O britânico The Guardian ressalta que Marielle era ativista e especialista na análise de violência da PM. Além disso, o jornal reforça que a vereadora chegou a acusar os policiais de serem agressivos ao abordar os moradores das favelas do Rio. “Marielle Franco, vereadora e crítica da polícia, é executada a tiros no Rio”, diz o título da matéria.

O jornal peruano El Comercio, por sua vez, relatou o crime e ressaltou que a vereadora era crítica da intervenção federal na Segurança Pública do estado.

Já o veículo português Esquerda.net afirmou que o Movimento Feminista Por Todas Nós vai organizar uma vigília em Lisboa para homenagear Marielle, o que deve ocorrer no próximo dia 19.

ONU

A Organização das Nações Unidas (ONU) no Brasil manifestou consternação com o assassinato da defensora dos direitos humanos. Em nota, a entidade diz que espera rigor na investigação do caso e breve elucidação; com responsabilização pela autoria do crime. “Quinta vereadora mais votada nas eleições municipais de 2016; Marielle era um dos marcos da renovação da participação política das mulheres, diferenciando-se pelo caráter progressista em assuntos sociais no contexto da responsabilidade do Poder Legislativo local”, afirma a organização na nota.
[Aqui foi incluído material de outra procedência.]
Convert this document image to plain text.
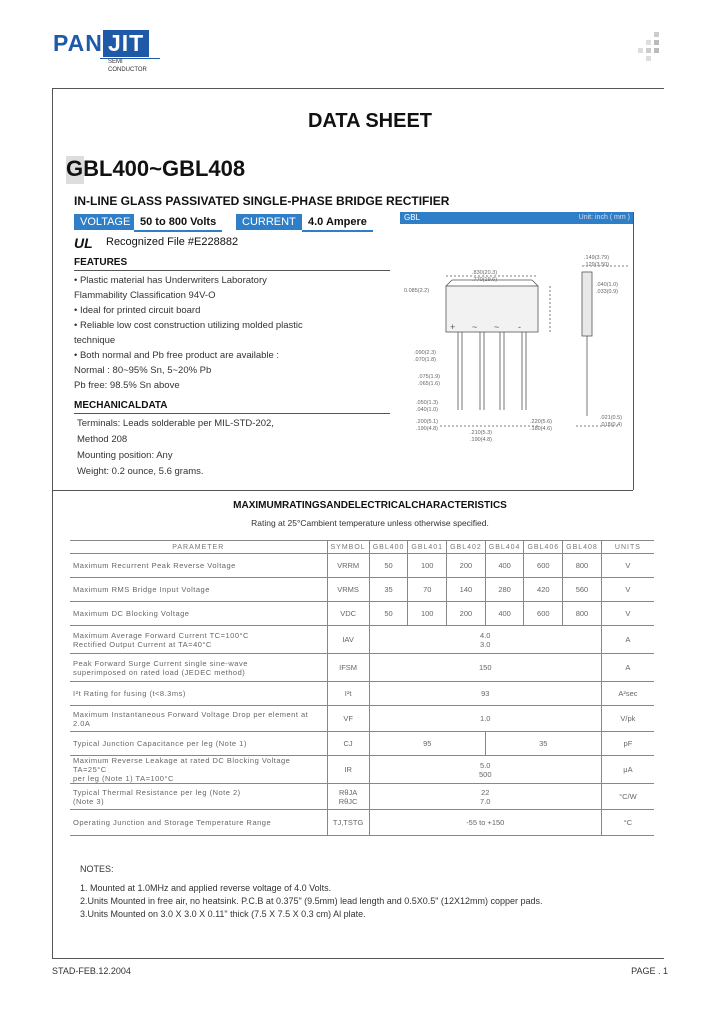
PAN JIT
SEMI
CONDUCTOR
DATA SHEET
GBL400~GBL408
IN-LINE GLASS PASSIVATED SINGLE-PHASE BRIDGE RECTIFIER
VOLTAGE 50 to 800 Volts	CURRENT	4.0 Ampere	GBL	Unit: inch ( mm )
UL Recognized File #E228882
FEATURES
• Plastic material has Underwriters Laboratory
Flammability Classification 94V-O
• Ideal for printed circuit board
• Reliable low cost construction utilizing molded plastic
technique
• Both normal and Pb free product are available :
Normal : 80~95% Sn, 5~20% Pb
Pb free: 98.5% Sn above
MECHANICALDATA
Terminals: Leads solderable per MIL-STD-202,
Method 208
Mounting position: Any
Weight: 0.2 ounce, 5.6 grams.
+ ~ ~ -
.830(20.3)
.770(19.6)
0.085(2.2)
.149(3.79)
.129(3.50)
.040(1.0)
.033(0.9)
.090(2.3)
.070(1.8)
.075(1.9)
.065(1.6)
.050(1.3)
.040(1.0)
.200(5.1)
.190(4.8)
.210(5.3)
.190(4.8)
.220(5.6)
.180(4.6)
.021(0.5)
.018(0.4)
MAXIMUMRATINGSANDELECTRICALCHARACTERISTICS
Rating at 25°Cambient temperature unless otherwise specified.
PARAMETER	SYMBOL	GBL400	GBL401	GBL402	GBL404	GBL406	GBL408	UNITS
Maximum Recurrent Peak Reverse Voltage	VRRM	50	100	200	400	600	800	V
Maximum RMS Bridge Input Voltage	VRMS	35	70	140	280	420	560	V
Maximum DC Blocking Voltage	VDC	50	100	200	400	600	800	V
Maximum Average Forward Current TC=100°C
Rectified Output Current at TA=40°C	IAV	4.0
3.0						A
Peak Forward Surge Current single sine-wave
superimposed on rated load (JEDEC method)	IFSM	150						A
I²t Rating for fusing (t<8.3ms)	I²t	93						A²sec
Maximum Instantaneous Forward Voltage Drop per element at
2.0A	VF	1.0						V/pk
Typical Junction Capacitance per leg (Note 1)	CJ	95			35			pF
Maximum Reverse Leakage at rated DC Blocking Voltage TA=25°C
per leg (Note 1) TA=100°C	IR	5.0
500						μA
Typical Thermal Resistance per leg (Note 2)
(Note 3)	RθJA
RθJC	22
7.0						°C/W
Operating Junction and Storage Temperature Range	TJ,TSTG	-55 to +150						°C
NOTES:
1. Mounted at 1.0MHz and applied reverse voltage of 4.0 Volts.
2.Units Mounted in free air, no heatsink. P.C.B at 0.375" (9.5mm) lead length and 0.5X0.5" (12X12mm) copper pads.
3.Units Mounted on 3.0 X 3.0 X 0.11" thick (7.5 X 7.5 X 0.3 cm) Al plate.
STAD-FEB.12.2004	PAGE . 1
Marielle, 38 anos, estava dentro de um carro no bairro de Estácio; centro da capital Fluminense; quando criminosos emparelharam o veículo e abriram fogo. Foram disparados ao menos oito tiros contra o Chevrolet Agile. O motorista do automóvel onde estava a carioca, Anderson Pedro Gomes, também morreu. Os autores dos disparos não levaram nada.